In a letter to the SEC Chairman Mary Schapiro, FPA urged the Commission to clarify and restrict the scope of authority of FINRA related to the financial planning services.
The letter responded to recent enforcement action taken by FINRA against Ameritas Investment Corp., a dually registered broker/dealer and investment adviser. The regulator fined Ameritas $100,000 and suspended and fined one of its brokers for sales and advertising violations (see “Ameritas Broker Suspended for Misleading Customers”).
FINRA alleged that broker Nancy Ziering, who is not a registered investment adviser (RIA), used misleading financial plans with more than 220 customers. Ziering recommended customers refinance their homes or take home equity loans in order to pay for insurance policies pitched as mechanisms to save for college and retirement.
In the letter, the FPA suggested that the case should have been referred to SEC, which directly regulates investment advisers, as Ameritas is a dually registered firm.

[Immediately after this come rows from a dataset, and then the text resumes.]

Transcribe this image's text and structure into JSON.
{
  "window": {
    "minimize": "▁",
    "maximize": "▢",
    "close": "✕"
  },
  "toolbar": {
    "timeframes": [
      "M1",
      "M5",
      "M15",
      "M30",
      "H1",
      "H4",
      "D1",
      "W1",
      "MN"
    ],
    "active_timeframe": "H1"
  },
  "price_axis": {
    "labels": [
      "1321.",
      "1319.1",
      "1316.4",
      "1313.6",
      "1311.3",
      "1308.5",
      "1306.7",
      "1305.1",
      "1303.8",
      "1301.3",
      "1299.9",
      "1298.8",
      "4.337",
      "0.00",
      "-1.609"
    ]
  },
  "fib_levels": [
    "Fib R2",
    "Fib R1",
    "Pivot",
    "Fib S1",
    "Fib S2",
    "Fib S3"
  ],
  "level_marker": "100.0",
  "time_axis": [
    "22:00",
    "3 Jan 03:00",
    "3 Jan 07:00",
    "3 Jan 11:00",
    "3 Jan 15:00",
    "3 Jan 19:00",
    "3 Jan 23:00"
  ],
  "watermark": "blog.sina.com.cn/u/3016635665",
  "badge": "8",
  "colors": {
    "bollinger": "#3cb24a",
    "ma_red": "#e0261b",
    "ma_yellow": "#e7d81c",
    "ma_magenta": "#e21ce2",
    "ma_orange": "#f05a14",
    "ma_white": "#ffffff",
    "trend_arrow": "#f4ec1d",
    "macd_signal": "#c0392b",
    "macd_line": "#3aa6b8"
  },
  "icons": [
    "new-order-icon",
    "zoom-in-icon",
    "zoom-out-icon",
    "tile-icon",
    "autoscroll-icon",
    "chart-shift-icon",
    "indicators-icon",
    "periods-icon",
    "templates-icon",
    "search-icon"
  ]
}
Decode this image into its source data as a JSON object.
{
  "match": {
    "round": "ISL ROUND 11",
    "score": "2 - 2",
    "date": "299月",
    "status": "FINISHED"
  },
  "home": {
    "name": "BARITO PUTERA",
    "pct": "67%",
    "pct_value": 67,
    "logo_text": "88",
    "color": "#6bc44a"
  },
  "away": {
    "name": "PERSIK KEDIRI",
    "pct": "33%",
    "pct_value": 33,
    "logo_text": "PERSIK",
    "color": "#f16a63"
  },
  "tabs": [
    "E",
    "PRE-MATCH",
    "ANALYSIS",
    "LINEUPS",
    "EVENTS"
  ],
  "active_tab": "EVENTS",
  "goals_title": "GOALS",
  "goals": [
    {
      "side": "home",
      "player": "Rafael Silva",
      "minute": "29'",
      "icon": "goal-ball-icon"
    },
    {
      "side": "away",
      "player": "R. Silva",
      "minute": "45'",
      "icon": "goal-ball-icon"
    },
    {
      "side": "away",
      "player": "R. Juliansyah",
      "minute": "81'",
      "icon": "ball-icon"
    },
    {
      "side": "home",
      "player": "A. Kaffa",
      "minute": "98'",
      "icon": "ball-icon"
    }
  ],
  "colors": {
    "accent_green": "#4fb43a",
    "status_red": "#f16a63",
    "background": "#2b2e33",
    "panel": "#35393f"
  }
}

In response to the letter, yesterday FINRA defended its jurisdiction over financial planning activities at broker/dealers, as reported in InvestmentNews. “Ameritas is a case in which clearly FINRA has jurisdiction because Ameritas is a broker/dealer, [the rep] was acting as a broker/dealer, she was selling securities products, and they were all doing this through the broker/dealer business,” said FINRA Executive Vice President Tom Selman, according to the news report. “The jurisdiction of FINRA is clear.”
FPA Pushes for Reform
The FPA argues that FINRA is unfit to regulate broad financial planning activities.
"FINRA has long warned against the problems of brokers engaging in questionable mortgage practices and, in particular, investing the proceeds in annuities or securities," said FPA President Richard Salmen. "As the primary regulator of Wall Street, we commend FINRA for cracking down on unsuitable sales of investment products within its regulatory authority. However, due to FINRA's absence of legal authority to regulate broad financial planning activities, and to its inability to impose a fiduciary standard that would enhance investor protection, we believe this task is best carried out by the SEC."
Salmen said investment adviser rules provide stronger investor protection through greater transparency of conflicts of interest and higher standards of professional conduct. Stockbrokers are subject to FINRA sales rules requiring them to ensure that brokerage transactions are suitable investments—but do not have to fully disclose conflicts of interest or act in a fiduciary capacity that places the client’s best interest first.
Congress is considering placing stronger fiduciary requirements over investment advice, regardless of whether the person giving the advice is a broker/dealer or an investment adviser (see “Proposed Treasury Legislation Pushes Fiduciary Requirement”)
“While it is uncertain whether Congress will be able to accomplish comprehensive reform this year given the crowded legislative calendar, during the interim we strongly support the Commission doing what it can to enhance investor protection,” Salmen wrote in the letter to the SEC.
FPA noted that in 2005, the SEC tried to put through a rule requiring brokers delivering financial plans to register as investment advisers. However, the rule was thrown out in court.